9. 'Geçmişin Hesabı'

29 3 0
                                    











Dııt! Dıııt! Dııııt!

Mesaj sesinden uyuyamıyordum. Sessize almıştım ama titremesi bile yetiyordu. Beynimin içini oyuyordu adeta. Sinirle doğruldum yerimden. Yatağımın yayları gıcırdadı içim bir garip oldu ama sinirim yerindeydi. Elime telefonu aldım ve üsteki mesajları okumadan hızlıca gezindi klavyenin üstünde parmaklarım.

Nil
'Gece gece derdin ne senin!'
'Bir uyutmadın!'

Yankı
'Hangi okula gittiğini soracaktım sadece.'
'Rahatsız ettiğim için özür dilerim'

Ofladım. Elveda sessiz sakin zamanlarım, anlaşılan sizinle uzun bir süre görüşemeyeceğiz.

Nil
'Niye soruyorsun?'

Yankı
'Çıkışta seni alacağım.'
'Buluşuruz belki diye.'
'Tabii müsaitsen.'

Nil
'Eva Koleji'

Yankı
'Bu buluşacağımız anlamına mı geliyor?"

Nil
'Engelleyeceğim ilk insan olmak istemiyorsan susman gerektiği anlamına geliyor.'
'Uyumak istiyorum.'
'İyi geceler.'

Fazla soğuktu belki ama başım çatlıyordu artık ağrıdan.

Yankı
'Tamam aldım mesajı'
'İyi geceler'
'Rüyanda beni gör ;)'

Kaşlarım çatıldı. O son mesaj neydi öyle? O gülücük fazla şüpheliydi özellikle. Neyse diye fısıldadım. Vücudum eski yatağıma geri düşerken sırtıma batan yaylar bile umurumda değildi o an. Uykunun kollarına ulaşmama kimse engel olamazdı.

^*^

Ne günah işlemiştim acaba ben?

"Anlaştığımızı sanıyordum?" diye mırıldandım. Bıkkın sesim birkaç tur attı boşlukta. Ama ona ulaştı mı emin değilim. Benden oldukça uzakta duruyordu zira. Sinirle tısladım. "Kaçıyor bir de!"

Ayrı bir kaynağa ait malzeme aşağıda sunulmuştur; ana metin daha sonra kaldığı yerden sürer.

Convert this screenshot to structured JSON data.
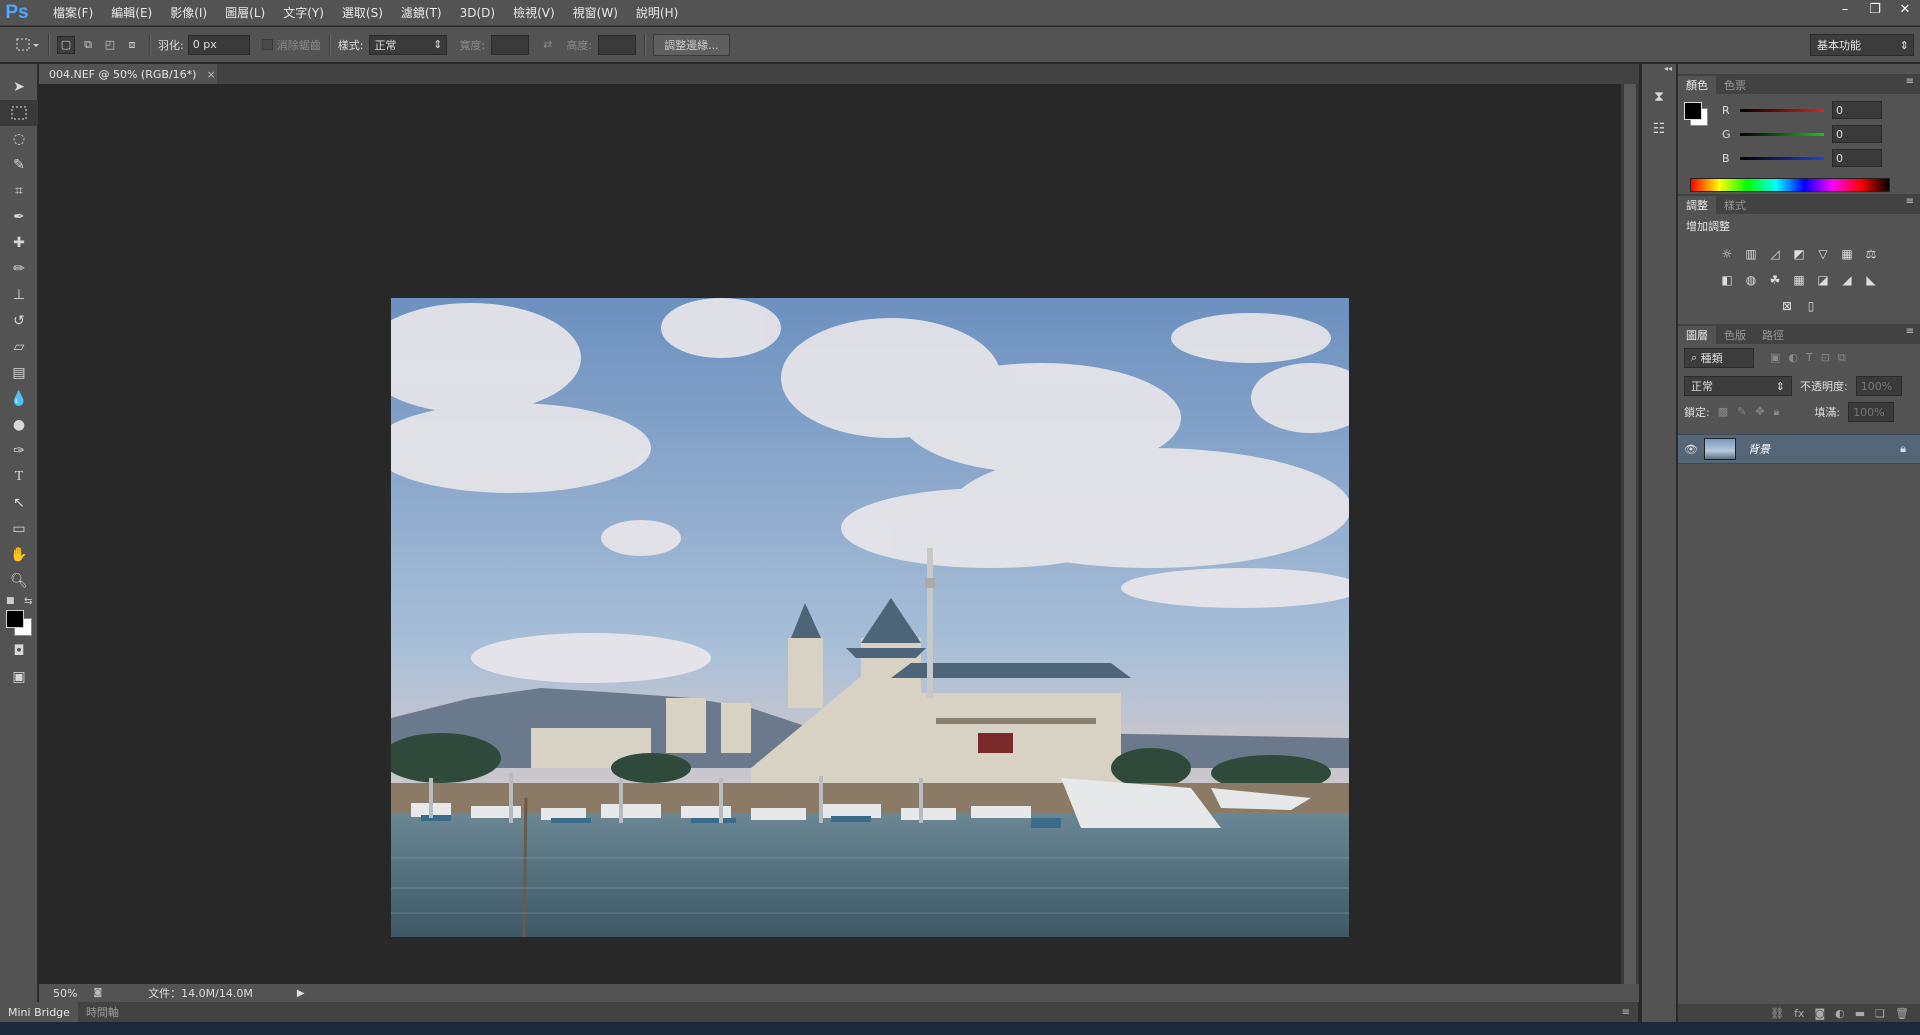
{
  "app": {
    "logo": "Ps"
  },
  "menu": [
    "檔案(F)",
    "編輯(E)",
    "影像(I)",
    "圖層(L)",
    "文字(Y)",
    "選取(S)",
    "濾鏡(T)",
    "3D(D)",
    "檢視(V)",
    "視窗(W)",
    "說明(H)"
  ],
  "window_controls": {
    "minimize": "–",
    "restore": "❐",
    "close": "✕"
  },
  "options": {
    "feather_label": "羽化:",
    "feather_value": "0 px",
    "antialias_label": "消除鋸齒",
    "style_label": "樣式:",
    "style_value": "正常",
    "width_label": "寬度:",
    "height_label": "高度:",
    "refine_button": "調整邊緣...",
    "workspace": "基本功能"
  },
  "document": {
    "tab_title": "004.NEF @ 50% (RGB/16*)",
    "close": "×"
  },
  "status": {
    "zoom": "50%",
    "doc_info": "文件：14.0M/14.0M"
  },
  "bottom_tabs": [
    "Mini Bridge",
    "時間軸"
  ],
  "color_panel": {
    "tabs": [
      "顏色",
      "色票"
    ],
    "channels": [
      {
        "name": "R",
        "value": "0",
        "color": "#e02020"
      },
      {
        "name": "G",
        "value": "0",
        "color": "#20c020"
      },
      {
        "name": "B",
        "value": "0",
        "color": "#2040e0"
      }
    ]
  },
  "adjust_panel": {
    "tabs": [
      "調整",
      "樣式"
    ],
    "title": "增加調整"
  },
  "layers_panel": {
    "tabs": [
      "圖層",
      "色版",
      "路徑"
    ],
    "filter": "種類",
    "blend": "正常",
    "opacity_label": "不透明度:",
    "opacity_value": "100%",
    "lock_label": "鎖定:",
    "fill_label": "填滿:",
    "fill_value": "100%",
    "layer_name": "背景"
  },
  "colors": {
    "accent": "#4da6ff",
    "bg": "#282828",
    "panel": "#535353"
  }
}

"Buna, kaçmak yerine stratejik geri çekilme diyebiliriz." Uslanmaz gözleri birkaç tur attı üstümde. "Korkutuyorsun beni şu an. Biraz sakinleşsen mi?"

"Uyumak istiyorum! Nesini anlamıyorsun?"

"Ben de onun için geldim zaten. Benimle daha rahat uyursun. Hem bu senin rüyan, ben sadece misafirim. Tanrı misafiri. Misafir geri çevrilir mi? Hiç edep adap ta mı öğrenmedin sen?"

Bulduğum yere yorgunlukla çöktüm. Belimi rahatlatmak için geriye doğru bırakırken sırtımı, bana doğru atılan temkinli adımları hissedebiliyordum. "Çok yaklaşma bence. Elim hala kaşınıyor."

Durdu. O da aynı benim gibi uzandı biraz uzağımda. Şimdi beraber sonu olmayan beyaz bir boşluğa bakıyorduk. "Bence bu renk pek hoş değil." Sessizliği kaç saniye sürmüştü? Rekorunu kırmıştı sahiden! "Siyah yapalım mı?"

"Ne istersen yap."

Ortam bir anda simsiyah oldu. Böyle içine çeken gözün gözü dürtmediği bir siyahlık. "Şimdi de seni göremiyorum. Hoşuma gitmedi bu!"

Bir anda gökyüzünde birkaç pırıltı oluştu. Yıldızları indirmişti o simsiyah boşluğa. Ardından dalga sesleri doldurdu etrafı. Şaşkınlıkla doğruldum. Ellerim kumun o rahatsız pürüzünü tane tane hissetmişti. Önümde uzanan ay ışığının yansıdığı denize hayranlıkla baktım. Kokusu bile doluyordu burnuma. "Bunu nasıl yapıyorsun?"